勝ち負け以前の問題だ

クイズ!ヘキサゴン」が「芸能界勝ち組負け犬決定戦」だそうで。

別にこんなタイトルつけんでも普通にやりゃあいいと思うんだけど、何かにつけて大会にしたいんでしょうか。きっと出場者にキリコとかワッコさんとか光浦とかいたから、彼女らを総称したいだけなんでしょうか。どっちでもいいんですが。

それにしても、勝ちとか負けとか、何かにつけて言い出す人ってのはいるわけで。なんでまたそんなに勝ち負けに拘るんですかね。自分は共産主義者ではないので、資本主義社会において勝ち負けが生じることに疑問など感じはしませんが、あまりに勝ち負けに拘っている人を見ると、自分は勝手に「ああ、この人は可哀想な人だ」と思うことがしばしばあるわけで。

しかし、そんな事は今回どうでもよろしい。勝ち負けなんぞ勝手に言っていればいいんです。ただ、やたらと番組中で「勝ち組」とか「負け犬」とか言ってましたけども、そもそも「勝ち組」の反対は「負け組」であって、「負け犬」の反対に「勝ち犬」とは言わないけどもなんでこのふたつが一緒になっているんでしょうか。特に耳ざわりがいいわけでもなく、どのような感覚でこの二語を並べたのかに、自分は疑問を感じずにはおれないわけです。

卑しくも毎日何がしかの文章を書いている自分にとって、「いかにズレのない言葉を使うか」ってのは課題になっているわけです。自分は特に文章が上手いわけでもなく、かといって語彙が豊富なわけでもないので、自分の思っていることをいかに正確に伝える事ができるかが重要だと思っているわけで。もちろん口語体の文章だから、表現に若干変な部分があってもいいじゃんかよー、とか書くこともありますが、ちゃんと自分の言いたい事が伝わればそれはそれでOKなわけですよ。

だから、語の用法が多少間違っていても、そのニュアンスみたいなのが伝わってくれば何の問題もないと思うこともあるわけです。今回の場合、一応「勝ち組」「負け犬」という用法のニュアンスみたいなのはわからんでもない。ただ、「勝ち組」にはれっきとした「負け組」という対の言葉があるわけで、「負け犬」とは対になる言葉ではない。しかも「勝ち組」「負け組」のほうが一般的に浸透しているのではないだろうか。自分にはこの組み合わせに「必要性」を全く感じないのである。もし巷でこの「勝ち組」「負け犬」の用法が一般的になっているならば、それはもう自分の及び知る範囲ではないので素直に諦めるけども、そうでない限りは「なんだ、このアホみたいな日本語は」と思い切り罵りたくなるわけで。

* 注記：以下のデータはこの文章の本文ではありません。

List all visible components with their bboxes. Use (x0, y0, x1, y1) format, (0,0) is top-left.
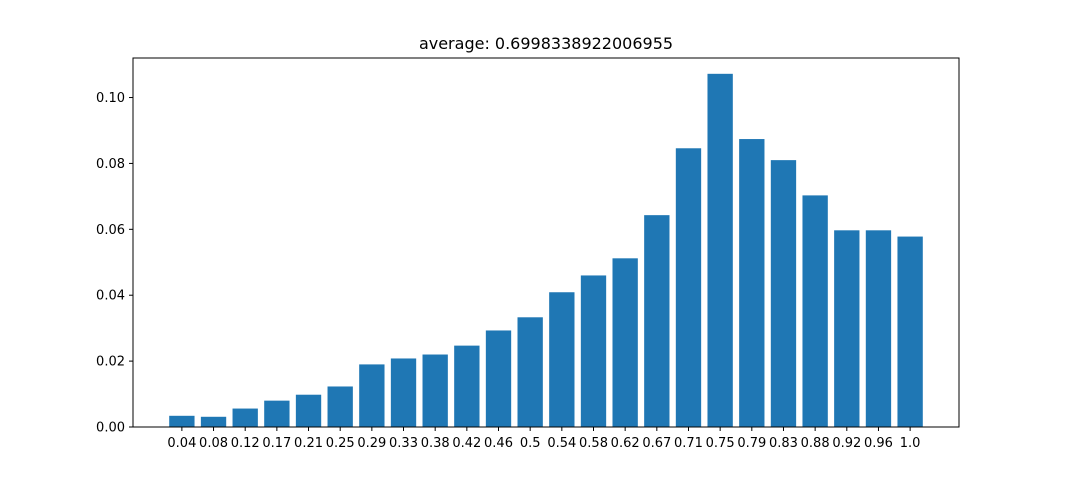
bar-0.62 (612, 258, 638, 427)
chart-title: average: 0.6998338922006955 (419, 34, 673, 53)
x-tick-label: 0.58 (579, 436, 608, 451)
bar-0.29 (359, 364, 385, 427)
bars-group (169, 73, 923, 428)
x-tick-label: 0.08 (199, 436, 228, 451)
bar-0.38 (422, 354, 448, 427)
x-axis: 0.04 0.08 0.12 0.17 0.21 0.25 0.29 0.33 0.38 0.42… (167, 427, 920, 451)
bar-0.12 (232, 408, 258, 427)
x-tick-label: 0.46 (484, 436, 513, 451)
plot-frame (132, 57, 960, 428)
x-tick-label: 0.25 (326, 436, 355, 451)
x-tick-label: 0.42 (452, 436, 481, 451)
bar-0.21 (295, 394, 322, 427)
bar-0.42 (454, 345, 480, 427)
y-tick-label: 0.08 (96, 157, 125, 172)
bar-0.96 (865, 230, 892, 427)
x-tick-label: 0.29 (357, 436, 386, 451)
x-tick-label: 0.54 (547, 436, 576, 451)
y-tick-label: 0.10 (96, 91, 125, 106)
x-tick-label: 0.04 (167, 436, 196, 451)
bar-0.25 (327, 386, 353, 427)
y-tick-label: 0.06 (96, 223, 125, 238)
x-tick-label: 0.92 (832, 436, 861, 451)
x-tick-label: 0.17 (262, 436, 291, 451)
bar-0.75 (707, 73, 733, 428)
x-tick-label: 0.21 (294, 436, 323, 451)
x-tick-label: 0.62 (611, 436, 640, 451)
bar-0.83 (770, 160, 797, 428)
bar-0.08 (200, 416, 227, 427)
y-tick-label: 0.04 (96, 289, 125, 304)
bar-0.46 (485, 330, 512, 427)
bar-0.04 (169, 415, 195, 427)
y-tick-label: 0.02 (96, 355, 125, 370)
bar-0.79 (739, 139, 765, 427)
x-tick-label: 0.67 (642, 436, 671, 451)
x-tick-label: 0.33 (389, 436, 418, 451)
x-tick-label: 0.71 (674, 436, 703, 451)
bar-0.88 (802, 195, 828, 427)
x-tick-label: 1.0 (900, 436, 921, 451)
x-tick-label: 0.79 (737, 436, 766, 451)
x-tick-label: 0.12 (231, 436, 260, 451)
x-tick-label: 0.96 (864, 436, 893, 451)
x-tick-label: 0.88 (801, 436, 830, 451)
bar-0.17 (264, 400, 290, 427)
bar-1.0 (897, 236, 923, 427)
bar-0.58 (580, 275, 607, 427)
x-tick-label: 0.5 (520, 436, 541, 451)
y-axis: 0.00 0.02 0.04 0.06 0.08 0.10 (96, 91, 133, 436)
bar-0.92 (834, 230, 860, 427)
bar-0.33 (390, 358, 417, 427)
bar-0.54 (549, 292, 575, 427)
bar-0.5 (517, 317, 543, 427)
bar-0.71 (675, 148, 702, 428)
x-tick-label: 0.83 (769, 436, 798, 451)
x-tick-label: 0.75 (706, 436, 735, 451)
y-tick-label: 0.00 (96, 421, 125, 436)
bar-0.67 (644, 215, 670, 427)
x-tick-label: 0.38 (421, 436, 450, 451)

おそらく今回の「勝ち組」「負け犬」という組み合わせは、単純に流行り言葉の合体でしかない。流行言葉で番組タイトルをつけるのも浅はかだとは思うが、その用法においてマヌケすぎるのは、浅はかを通り越して何か哀しいものすら感じる。誰かこの不自然な組み合わせのタイトルに異議を唱える人間はいなかったのか。

別に「美しい日本語」とか「正しい日本語」を推奨しているわけではないのですが、こういうアタマの悪そうな日本語をテレビで平気で使っているのを見ると、ケツの穴がムズ痒い感じを覚えるのですよ。どうにかしてくれ。


それにしても「勝ち組」「負け組」という概念は物事を白か黒かでしか見ることのできない視野狭窄な判断基準だよなー。「そんなんわからん」って人のほうが多いだろ、実際。